Palestinian educator and professor (1961–2023)

Ibrahim Hamed Hussein al-Astal (إبراهيم حامد حسين الأسطل. 20 January 1961 – 23 October 2023) was a Palestinian educational theorist and researcher. He worked as a dean and professor at Islamic University of Gaza, Faculty of Education. He was the Editor-in-chief of IUG Journal of Educational and Psychological Studies.

==Biography==
Ibrahim al-Astal was born on 20 January 1961. He was awarded a PhD in Curriculum and Mathematics Teaching Methods in 1996, after which he worked as a professor at Al Ain University and Ajman University in the United Arab Emirates, then at Islamic University of Gaza.
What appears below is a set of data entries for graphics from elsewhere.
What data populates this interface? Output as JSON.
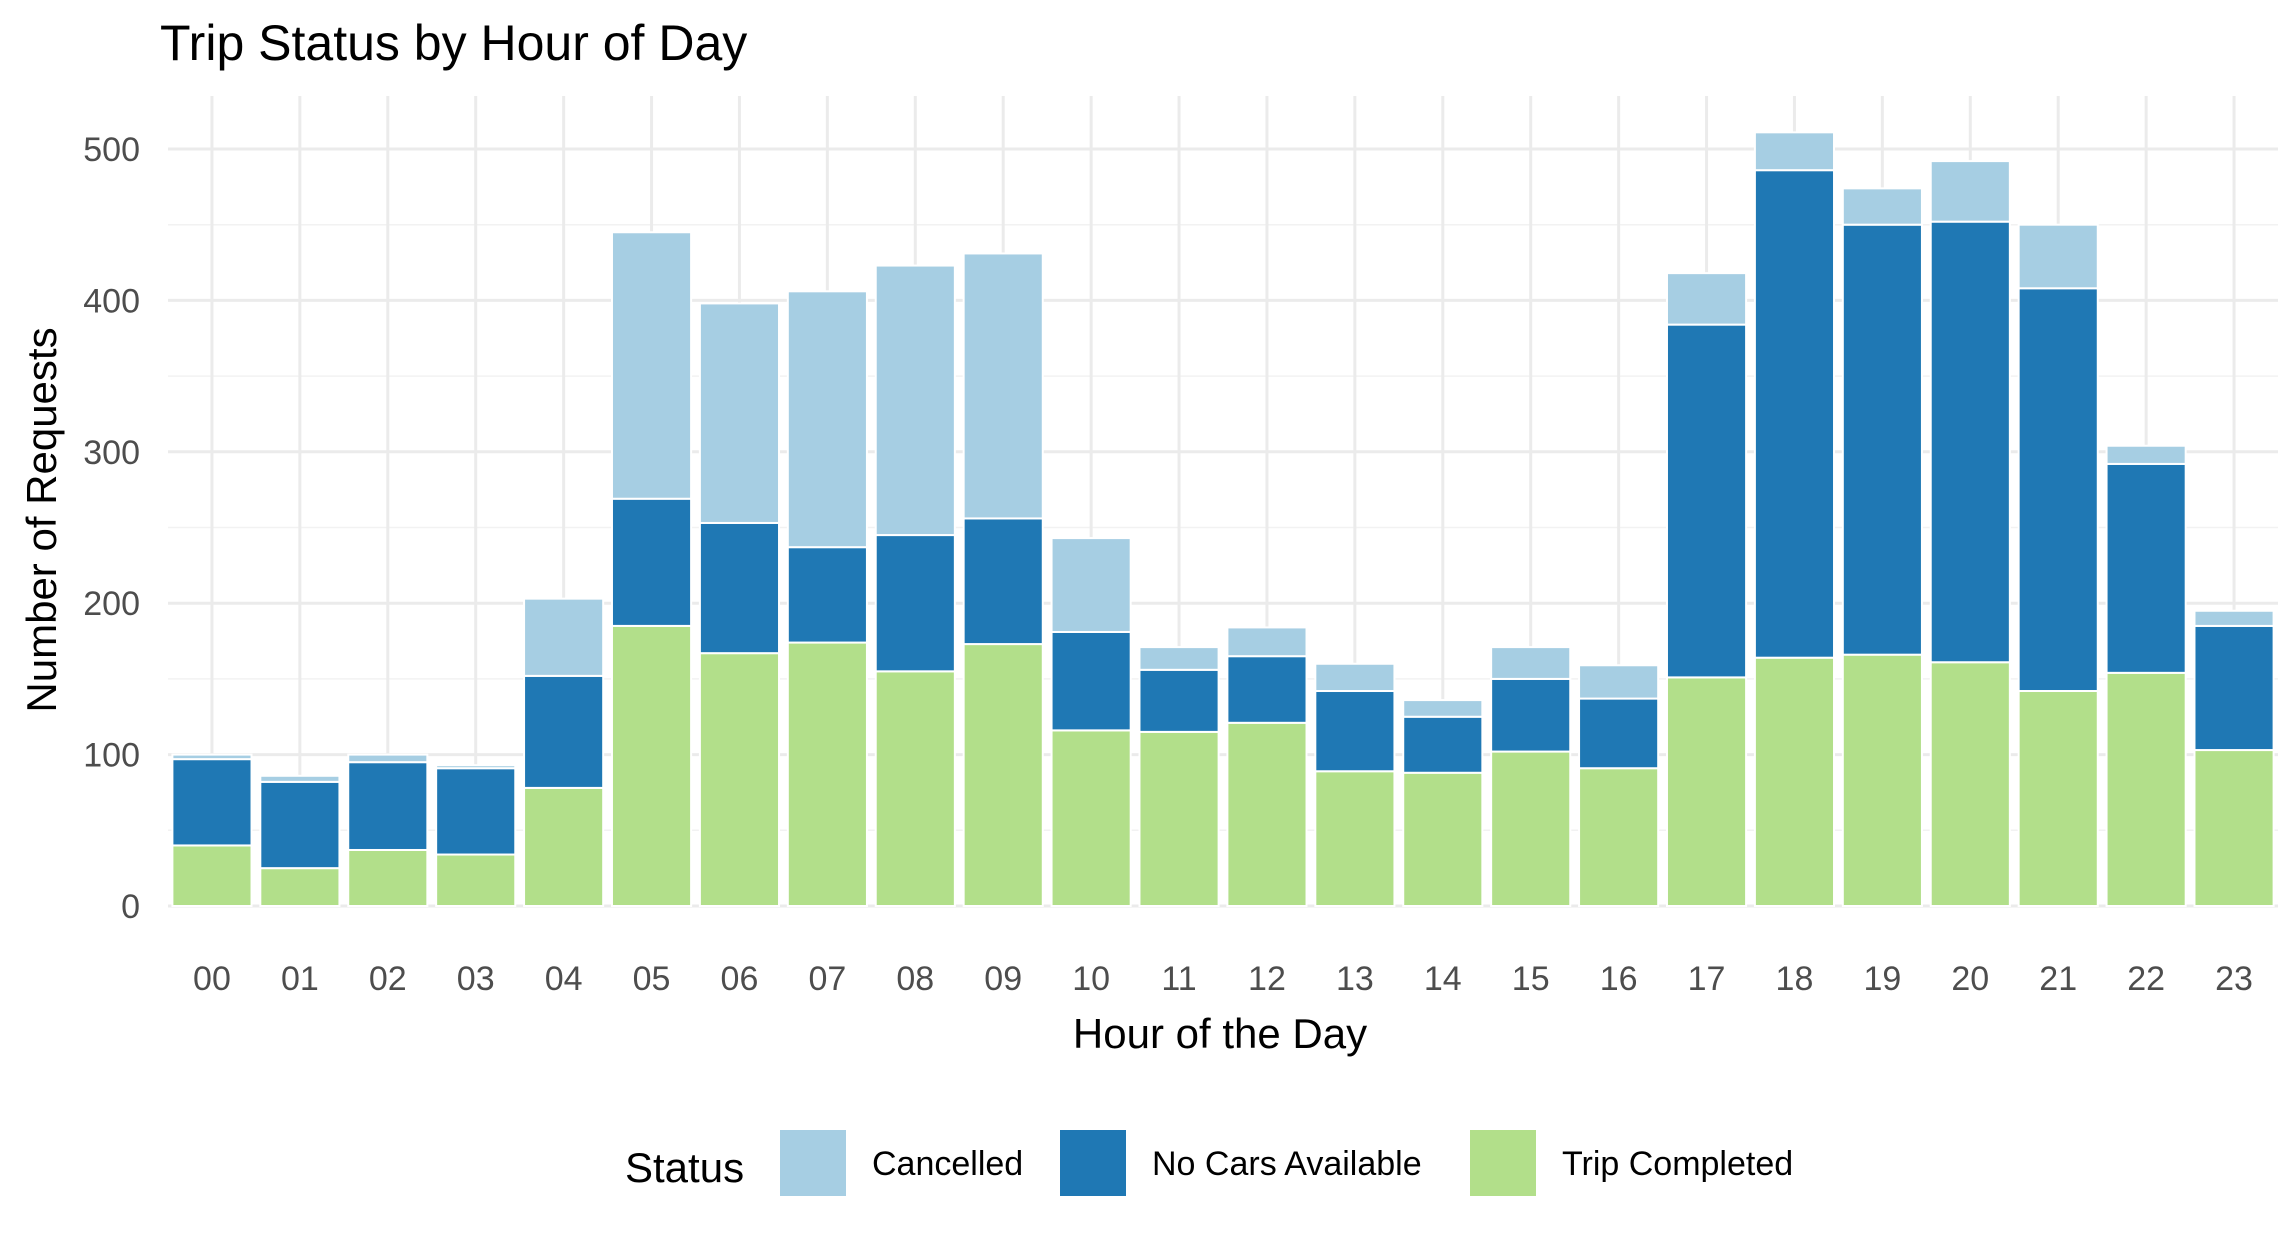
{
  "chart_data": {
    "type": "bar",
    "stacked": true,
    "title": "Trip Status by Hour of Day",
    "xlabel": "Hour of the Day",
    "ylabel": "Number of Requests",
    "ylim": [
      0,
      535
    ],
    "yticks": [
      0,
      100,
      200,
      300,
      400,
      500
    ],
    "grid": true,
    "legend": {
      "title": "Status",
      "position": "bottom"
    },
    "categories": [
      "00",
      "01",
      "02",
      "03",
      "04",
      "05",
      "06",
      "07",
      "08",
      "09",
      "10",
      "11",
      "12",
      "13",
      "14",
      "15",
      "16",
      "17",
      "18",
      "19",
      "20",
      "21",
      "22",
      "23"
    ],
    "series": [
      {
        "name": "Trip Completed",
        "color": "#b2df8a",
        "values": [
          40,
          25,
          37,
          34,
          78,
          185,
          167,
          174,
          155,
          173,
          116,
          115,
          121,
          89,
          88,
          102,
          91,
          151,
          164,
          166,
          161,
          142,
          154,
          103
        ]
      },
      {
        "name": "No Cars Available",
        "color": "#1f78b4",
        "values": [
          57,
          57,
          58,
          57,
          74,
          84,
          86,
          63,
          90,
          83,
          65,
          41,
          44,
          53,
          37,
          48,
          46,
          233,
          322,
          284,
          291,
          266,
          138,
          82
        ]
      },
      {
        "name": "Cancelled",
        "color": "#a6cee3",
        "values": [
          3,
          4,
          5,
          2,
          51,
          176,
          145,
          169,
          178,
          175,
          62,
          15,
          19,
          18,
          11,
          21,
          22,
          34,
          25,
          24,
          40,
          42,
          12,
          10
        ]
      }
    ],
    "legend_order": [
      "Cancelled",
      "No Cars Available",
      "Trip Completed"
    ]
  }
}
He worked in several positions at the Faculty of Education at the Islamic University of Gaza, he was the head of Curriculum and Teaching Methods Department (September 2011–August 2013), then the vice Dean (September 2013–August 2015), then the dean of South Branch (August 2015–August 2017) and finally the dean since 1 September 2019.

Al-Astal worked as a coordinator for several programs and projects, including: "Improving the Quality of Technology Education Teacher Preparation Programs in the Universities and Colleges in Gaza Strip", funded by International Development Association and European Union in 2010 and "Teacher Education Improvement Program (TEIP)", funded by World Bank and Palestinian Ministry of Education and Higher Education, between 2011 and 2019. He was also a member of the steering committee of the project "Mathematics Education Pre-service Teacher Education Development Program", led by the Arab American University in partnership with UCL Institute of Education (2010–2012) and member of steering committee of the project "Developing the Teacher Education Preparation for Early Children Education and Elementary School in Palestine and Norway", led by University of South-Eastern Norway from January 2019.

In 2005, he published a book entitled Mihnat altaelim 'adwar almuealimin fe madrasat almustaqbal (‘The teaching profession, the roles of teachers in the school of the future’ مهنة التعليم أدوار المعلمين في مدرسة المستقبل) in cooperation with Faryal Younis Al-Khalidi.

On 23 October 2023, he, his wife, his daughters, and a number of his relatives were killed during an airstrike attack fired by Israeli Air Force on his home, during the Gaza war. Al-Astal was 62.